Bei einem logischen Fehler kostet die Datenwiederherstellung im Normalfall ca. so viel wie bei einem Eingabefehler. Abhängig vom Aufwand der Datenwiederherstellung können die Kosten aber auch deutlich darüber liegen.

Mechanischer Defekt

Beim mechanischen Defekt ist – wie der Name schon sagt – die Hardware beschädigt. Abhängig von der Art des jeweiligen Datenträgers ist die Datenrettung dabei aufwändiger als bei einem Eingabe- oder Softwarefehler. Das liegt u.a. daran, dass bei einem mechanischen Defekt der Datenträger meist in einem Reinraum geöffnet werden muss damit der Datenträger nicht verschmutzt und dadurch womöglich nicht mehr repariert werden kann. Für diese Art der Datenrettung ist zudem ein sehr großes Ersatzteillager notwendig um für sämtliche Arten, Marken und Modelle von Datenträgern die passende Komponente zum Tausch zu haben. Kleinere Datenrettungsfirmen wickeln deshalb Hardwareschäden teilweise über andere, größere Datenretter ab.

Der Preis eine Datenrettung bei einem mechanischen Defekt ist höher als bei einem Softwarefehler oder Eingabefehler.

Welche Art von Datenträger

Die Art des Datenträgers spielt eine entscheidende Rolle wenn es um den Aufwand und somit um die Kosten einer Datenrettung geht. Dabei sind Datenrettungen bei Festplatten, SSDs, Smartphones, Tablets, USB-Sticks und Speicherkarten meist leichter zu realisieren, als bei RAID-Systemen, NAS-Systemen, Servern oder virtuellen Servern. Das liegt an der Komplexität dieser Systeme, die zu einer längeren Analysedauer sowie eine komplizierteren Datenrettung führen.

Größe der Daten bzw. des Datenträgers

Manche Datenretter berechnen die Datenrettung nach der Größe der Daten bzw. des Datenträgers. Erkundigen Sie sich bereits im Vorfeld beim Datenretter ob dieser nach tatsächlichem Aufwand oder nach der Größe der Daten bzw. des Datenträgers die Kosten berechnet.

Wie schnell werden die Daten wieder benötigt?

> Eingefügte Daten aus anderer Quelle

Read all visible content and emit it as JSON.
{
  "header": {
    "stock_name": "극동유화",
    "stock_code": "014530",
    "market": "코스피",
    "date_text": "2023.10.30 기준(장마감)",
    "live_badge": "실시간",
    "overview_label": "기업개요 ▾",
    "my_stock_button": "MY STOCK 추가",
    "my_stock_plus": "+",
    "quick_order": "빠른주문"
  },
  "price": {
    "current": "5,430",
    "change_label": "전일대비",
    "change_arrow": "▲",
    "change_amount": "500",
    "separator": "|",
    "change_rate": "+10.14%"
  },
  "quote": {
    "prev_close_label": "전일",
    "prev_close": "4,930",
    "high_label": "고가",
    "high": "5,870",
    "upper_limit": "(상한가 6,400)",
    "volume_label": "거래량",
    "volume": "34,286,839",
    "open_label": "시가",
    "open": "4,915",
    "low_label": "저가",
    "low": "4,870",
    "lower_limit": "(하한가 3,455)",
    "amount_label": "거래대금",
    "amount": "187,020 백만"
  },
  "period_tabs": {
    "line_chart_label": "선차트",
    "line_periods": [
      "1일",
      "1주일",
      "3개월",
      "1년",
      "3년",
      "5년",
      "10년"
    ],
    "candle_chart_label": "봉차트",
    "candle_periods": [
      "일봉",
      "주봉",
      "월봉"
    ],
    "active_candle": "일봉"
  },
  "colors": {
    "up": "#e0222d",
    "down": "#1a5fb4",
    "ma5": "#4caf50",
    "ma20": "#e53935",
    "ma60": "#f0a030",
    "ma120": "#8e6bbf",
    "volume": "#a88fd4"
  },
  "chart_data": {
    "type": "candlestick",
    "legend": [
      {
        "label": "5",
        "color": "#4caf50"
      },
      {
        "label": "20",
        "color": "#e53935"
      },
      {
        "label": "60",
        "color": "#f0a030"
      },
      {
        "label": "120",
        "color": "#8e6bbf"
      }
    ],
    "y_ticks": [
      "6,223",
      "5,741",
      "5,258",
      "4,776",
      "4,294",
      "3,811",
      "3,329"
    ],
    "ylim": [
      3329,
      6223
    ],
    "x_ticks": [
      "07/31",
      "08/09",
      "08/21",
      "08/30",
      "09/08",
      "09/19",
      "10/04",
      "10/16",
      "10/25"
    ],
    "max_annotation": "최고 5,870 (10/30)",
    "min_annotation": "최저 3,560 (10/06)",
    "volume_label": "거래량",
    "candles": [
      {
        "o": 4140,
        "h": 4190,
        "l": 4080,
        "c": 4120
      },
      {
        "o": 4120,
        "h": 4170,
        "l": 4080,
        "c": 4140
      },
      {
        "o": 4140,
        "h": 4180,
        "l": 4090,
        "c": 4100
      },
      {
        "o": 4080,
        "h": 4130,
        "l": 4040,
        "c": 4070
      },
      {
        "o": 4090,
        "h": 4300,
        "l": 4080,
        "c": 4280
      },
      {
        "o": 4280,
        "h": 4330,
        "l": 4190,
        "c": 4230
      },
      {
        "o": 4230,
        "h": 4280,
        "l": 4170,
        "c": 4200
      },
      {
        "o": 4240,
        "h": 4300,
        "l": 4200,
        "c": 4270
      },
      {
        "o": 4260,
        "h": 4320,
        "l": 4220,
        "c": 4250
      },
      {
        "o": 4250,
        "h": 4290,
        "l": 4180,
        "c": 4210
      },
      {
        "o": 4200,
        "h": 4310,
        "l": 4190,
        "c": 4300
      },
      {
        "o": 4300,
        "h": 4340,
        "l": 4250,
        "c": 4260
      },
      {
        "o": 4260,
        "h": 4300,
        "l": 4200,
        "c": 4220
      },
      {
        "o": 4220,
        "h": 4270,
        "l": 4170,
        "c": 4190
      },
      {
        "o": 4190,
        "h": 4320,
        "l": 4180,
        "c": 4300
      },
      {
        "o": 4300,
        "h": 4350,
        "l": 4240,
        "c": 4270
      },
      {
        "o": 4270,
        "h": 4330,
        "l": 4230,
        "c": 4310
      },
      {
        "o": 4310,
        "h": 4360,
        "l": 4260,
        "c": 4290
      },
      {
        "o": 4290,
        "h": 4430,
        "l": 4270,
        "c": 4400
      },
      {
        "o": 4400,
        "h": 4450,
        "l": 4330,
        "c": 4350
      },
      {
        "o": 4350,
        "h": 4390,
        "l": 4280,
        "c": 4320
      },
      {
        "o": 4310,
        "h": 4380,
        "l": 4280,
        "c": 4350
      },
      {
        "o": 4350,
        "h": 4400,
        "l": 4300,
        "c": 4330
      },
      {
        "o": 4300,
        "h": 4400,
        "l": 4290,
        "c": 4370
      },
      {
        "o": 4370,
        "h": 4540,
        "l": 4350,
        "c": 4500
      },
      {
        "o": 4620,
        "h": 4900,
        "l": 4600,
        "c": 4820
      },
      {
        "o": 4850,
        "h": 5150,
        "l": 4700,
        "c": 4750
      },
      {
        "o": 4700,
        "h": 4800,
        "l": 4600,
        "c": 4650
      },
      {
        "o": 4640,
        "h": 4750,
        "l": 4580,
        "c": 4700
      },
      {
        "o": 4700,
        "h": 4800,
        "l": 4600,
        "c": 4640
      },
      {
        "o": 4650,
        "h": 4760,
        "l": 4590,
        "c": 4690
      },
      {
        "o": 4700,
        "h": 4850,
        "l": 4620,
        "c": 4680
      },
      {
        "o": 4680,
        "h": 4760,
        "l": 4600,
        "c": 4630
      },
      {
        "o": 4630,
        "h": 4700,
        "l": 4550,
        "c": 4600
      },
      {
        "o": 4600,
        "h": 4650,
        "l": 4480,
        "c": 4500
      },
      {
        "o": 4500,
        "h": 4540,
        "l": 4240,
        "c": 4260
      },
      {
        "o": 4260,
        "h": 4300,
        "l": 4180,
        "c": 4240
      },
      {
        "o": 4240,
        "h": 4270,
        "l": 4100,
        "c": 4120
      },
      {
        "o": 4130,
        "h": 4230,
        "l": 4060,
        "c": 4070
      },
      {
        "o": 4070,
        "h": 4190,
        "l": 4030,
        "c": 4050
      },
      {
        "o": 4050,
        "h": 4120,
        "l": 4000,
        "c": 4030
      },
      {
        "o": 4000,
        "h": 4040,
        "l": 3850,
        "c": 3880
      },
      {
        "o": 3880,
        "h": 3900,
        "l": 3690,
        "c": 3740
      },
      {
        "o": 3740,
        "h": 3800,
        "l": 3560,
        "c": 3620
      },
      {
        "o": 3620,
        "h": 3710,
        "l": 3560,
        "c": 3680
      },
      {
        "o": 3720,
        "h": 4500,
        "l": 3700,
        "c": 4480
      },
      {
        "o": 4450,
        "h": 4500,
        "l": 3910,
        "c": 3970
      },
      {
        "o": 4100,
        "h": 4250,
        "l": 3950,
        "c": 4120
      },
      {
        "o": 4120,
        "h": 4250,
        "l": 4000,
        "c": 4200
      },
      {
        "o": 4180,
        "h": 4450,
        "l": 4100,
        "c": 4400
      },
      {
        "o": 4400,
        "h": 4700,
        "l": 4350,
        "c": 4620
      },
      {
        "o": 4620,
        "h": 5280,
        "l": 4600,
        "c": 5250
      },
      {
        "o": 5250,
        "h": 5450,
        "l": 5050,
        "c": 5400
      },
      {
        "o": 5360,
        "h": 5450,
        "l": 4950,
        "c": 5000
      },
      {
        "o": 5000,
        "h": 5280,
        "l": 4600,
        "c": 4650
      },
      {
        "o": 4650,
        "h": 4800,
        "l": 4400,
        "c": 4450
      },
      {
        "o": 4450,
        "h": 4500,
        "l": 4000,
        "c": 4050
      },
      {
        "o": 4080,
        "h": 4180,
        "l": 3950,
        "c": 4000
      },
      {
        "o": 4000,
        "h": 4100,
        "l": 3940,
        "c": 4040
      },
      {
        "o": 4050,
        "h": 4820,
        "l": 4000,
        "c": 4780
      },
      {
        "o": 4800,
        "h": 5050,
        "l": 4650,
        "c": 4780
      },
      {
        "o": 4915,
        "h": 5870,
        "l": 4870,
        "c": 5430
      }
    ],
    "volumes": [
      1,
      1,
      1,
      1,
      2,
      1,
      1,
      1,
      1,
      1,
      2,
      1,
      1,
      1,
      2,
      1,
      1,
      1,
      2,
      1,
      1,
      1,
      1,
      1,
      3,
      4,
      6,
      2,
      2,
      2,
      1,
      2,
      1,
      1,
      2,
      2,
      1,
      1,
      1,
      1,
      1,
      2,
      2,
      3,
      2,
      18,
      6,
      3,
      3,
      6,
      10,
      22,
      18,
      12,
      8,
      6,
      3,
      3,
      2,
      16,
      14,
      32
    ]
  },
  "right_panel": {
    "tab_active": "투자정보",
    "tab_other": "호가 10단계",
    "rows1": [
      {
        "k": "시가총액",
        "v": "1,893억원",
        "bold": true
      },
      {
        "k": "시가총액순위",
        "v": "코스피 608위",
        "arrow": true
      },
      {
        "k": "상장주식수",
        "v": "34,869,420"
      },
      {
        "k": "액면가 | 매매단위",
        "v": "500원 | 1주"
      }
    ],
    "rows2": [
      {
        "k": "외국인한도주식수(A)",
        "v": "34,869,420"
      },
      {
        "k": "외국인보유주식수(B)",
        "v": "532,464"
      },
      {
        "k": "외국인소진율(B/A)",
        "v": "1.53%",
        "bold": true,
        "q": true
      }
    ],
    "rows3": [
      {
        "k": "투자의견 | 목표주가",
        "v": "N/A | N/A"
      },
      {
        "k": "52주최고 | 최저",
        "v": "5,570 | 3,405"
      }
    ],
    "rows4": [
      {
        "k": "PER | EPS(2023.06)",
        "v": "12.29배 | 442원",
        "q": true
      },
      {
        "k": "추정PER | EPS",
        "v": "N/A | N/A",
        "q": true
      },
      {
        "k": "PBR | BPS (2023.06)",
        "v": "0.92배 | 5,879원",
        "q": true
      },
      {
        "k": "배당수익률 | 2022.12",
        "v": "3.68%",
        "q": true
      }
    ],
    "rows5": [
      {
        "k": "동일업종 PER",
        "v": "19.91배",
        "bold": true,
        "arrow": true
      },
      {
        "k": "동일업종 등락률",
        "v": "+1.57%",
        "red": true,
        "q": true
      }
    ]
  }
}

Die meisten Datenretter bieten verschiedene Service-Arten an, die sich meist in der Dauer der Datenträger-Abholung, der Analysedauer sowie der Datenrettungsdauer unterscheiden. Je schneller Sie Ihre Daten wieder benötigen, desto höher sind die Kosten.

Fazit

Egal, ob Sie eine Datenrettung in Wien oder in einer anderen Stadt benötigen: Achten Sie auf angegebene Kosten und Kleingeschriebenes. Viele Datenretter bieten eine kostenlose Abholung und Analyse des Datenträgers an. Bei manchen Anbietern ist dies aber nur kostenlos, wenn Sie nach der Analyse den Auftrag zur Rettung der Daten geben.

Ebenso kann es sein, dass bei einer nicht erfolgreichen Datenrettung nur ein Teil der Kosten erstattet wird. Der Datenretter Ontrack mit Sitz in Wien bietet daher z.B. einen „Keine Daten, keine Kosten“ Service an. Damit sind Kunden im Fall des Falles auf der sicheren Seite.